"Ma, Pa! Azza pamit dulu ya, do'akan Azza." Aku hanya mampu mengucapkan kata itu, karena air mata sudah lebih dulu jatuh. Sulit rasanya menahan tangis, berat untuk pergi, bahkan untuk cita-citaku sendiri.
"Iya Azza, sekolah yang bener, jadi anak yang salihah, maaf Bapak sama Mamamu tidak bisa membekalimu apa-apa kecuali do'a." tutur Bapak sambil menepuk pundakku, tidak dengan Mama yang sudah lebih dulu masuk kedalam rumah, disertai tangisnya. Ya, aku tahu Mama pasti berat melepaskan anak perempuan yang di sayanginya. Sebut saja aku anak tengah dari tiga bersaudara, dengan kakak laki-laki dan satu adik perempuan.
Tidak banyak kata yang terucap saat aku berpamitan dengan Bapak dan Mama, kecuali air mata yang mengalir dengan derasnya tanpa aku minta.

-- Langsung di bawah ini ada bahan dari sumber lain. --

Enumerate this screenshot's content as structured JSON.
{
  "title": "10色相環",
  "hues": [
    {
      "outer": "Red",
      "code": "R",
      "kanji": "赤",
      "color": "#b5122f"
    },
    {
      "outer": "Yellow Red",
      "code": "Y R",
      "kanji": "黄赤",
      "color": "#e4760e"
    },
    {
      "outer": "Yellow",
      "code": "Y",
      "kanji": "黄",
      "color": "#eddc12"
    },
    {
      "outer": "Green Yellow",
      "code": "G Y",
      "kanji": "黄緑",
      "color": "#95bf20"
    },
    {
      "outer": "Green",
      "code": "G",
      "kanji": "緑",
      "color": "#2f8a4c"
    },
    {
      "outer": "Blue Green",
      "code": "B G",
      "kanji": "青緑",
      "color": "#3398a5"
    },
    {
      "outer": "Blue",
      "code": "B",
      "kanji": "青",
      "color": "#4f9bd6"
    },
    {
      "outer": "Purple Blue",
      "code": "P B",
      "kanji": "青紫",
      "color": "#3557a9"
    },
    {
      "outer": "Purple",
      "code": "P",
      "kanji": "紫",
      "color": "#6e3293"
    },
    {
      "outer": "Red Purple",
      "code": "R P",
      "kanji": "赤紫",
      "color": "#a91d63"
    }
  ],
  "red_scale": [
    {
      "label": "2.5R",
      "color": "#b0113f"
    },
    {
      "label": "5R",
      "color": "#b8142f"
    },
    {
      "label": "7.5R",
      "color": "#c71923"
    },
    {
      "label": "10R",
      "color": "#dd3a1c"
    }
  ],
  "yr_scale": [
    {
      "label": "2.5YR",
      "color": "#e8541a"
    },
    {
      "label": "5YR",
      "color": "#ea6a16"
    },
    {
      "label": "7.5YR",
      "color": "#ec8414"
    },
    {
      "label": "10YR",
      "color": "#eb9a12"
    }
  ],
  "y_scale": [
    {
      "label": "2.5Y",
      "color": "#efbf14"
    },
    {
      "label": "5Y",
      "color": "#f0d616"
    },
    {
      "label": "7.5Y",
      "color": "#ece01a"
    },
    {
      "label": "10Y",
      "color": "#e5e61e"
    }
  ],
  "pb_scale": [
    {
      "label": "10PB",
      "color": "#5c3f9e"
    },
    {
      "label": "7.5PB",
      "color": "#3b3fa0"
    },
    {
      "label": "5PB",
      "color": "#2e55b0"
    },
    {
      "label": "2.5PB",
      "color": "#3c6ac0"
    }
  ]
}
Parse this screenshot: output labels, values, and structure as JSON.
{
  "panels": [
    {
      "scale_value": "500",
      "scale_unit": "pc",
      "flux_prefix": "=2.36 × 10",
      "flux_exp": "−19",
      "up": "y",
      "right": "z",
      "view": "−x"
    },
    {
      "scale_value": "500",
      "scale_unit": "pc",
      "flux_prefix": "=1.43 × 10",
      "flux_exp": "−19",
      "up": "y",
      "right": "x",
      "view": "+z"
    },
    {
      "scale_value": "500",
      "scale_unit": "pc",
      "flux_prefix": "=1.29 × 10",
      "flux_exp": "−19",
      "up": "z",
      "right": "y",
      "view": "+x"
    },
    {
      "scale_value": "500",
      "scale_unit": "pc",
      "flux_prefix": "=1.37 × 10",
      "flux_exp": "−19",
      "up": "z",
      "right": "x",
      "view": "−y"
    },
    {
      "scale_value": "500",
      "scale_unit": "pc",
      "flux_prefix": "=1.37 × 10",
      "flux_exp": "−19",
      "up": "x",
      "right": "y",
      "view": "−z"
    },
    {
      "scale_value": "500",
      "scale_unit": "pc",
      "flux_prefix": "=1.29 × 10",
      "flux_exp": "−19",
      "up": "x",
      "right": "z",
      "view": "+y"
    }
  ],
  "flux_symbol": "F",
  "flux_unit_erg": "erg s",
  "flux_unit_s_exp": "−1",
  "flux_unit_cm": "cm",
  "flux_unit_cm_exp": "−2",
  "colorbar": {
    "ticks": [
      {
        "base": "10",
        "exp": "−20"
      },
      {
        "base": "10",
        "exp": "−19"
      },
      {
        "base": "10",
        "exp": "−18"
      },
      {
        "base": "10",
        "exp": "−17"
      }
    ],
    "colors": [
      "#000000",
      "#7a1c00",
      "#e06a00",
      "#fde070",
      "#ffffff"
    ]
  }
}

Aku pamit dengan bekal seribu impian, menuju universitas yang aku ketahui hanya lewat media sosial. Aku mencari universitas yang jauh dari tempat tinggalku, jauh dari Kotaku.
"Brmmm... brmmm..." Bus demi bus sudah aku naiki
"Ya Allah, apakah aku akan baik-baik saja?" gumamku, sembari kusandarkan tubuh ini dan kupejamkan mata berharap ada jawabannya.
KAMU SEDANG MEMBACA
Jejak LANGKAH PengukirInspirasi
De TodoTentunya cerita hidup tidak semulus permukaan kaca. Buktinya, di tengah jalan aku berjuang untuk meraih impian, aku terbuai dengan yang namanya cinta oleh dua pria. Putra seorang polisi yang bercita-cita menjadi kiyai, dan putra seorang petani yang...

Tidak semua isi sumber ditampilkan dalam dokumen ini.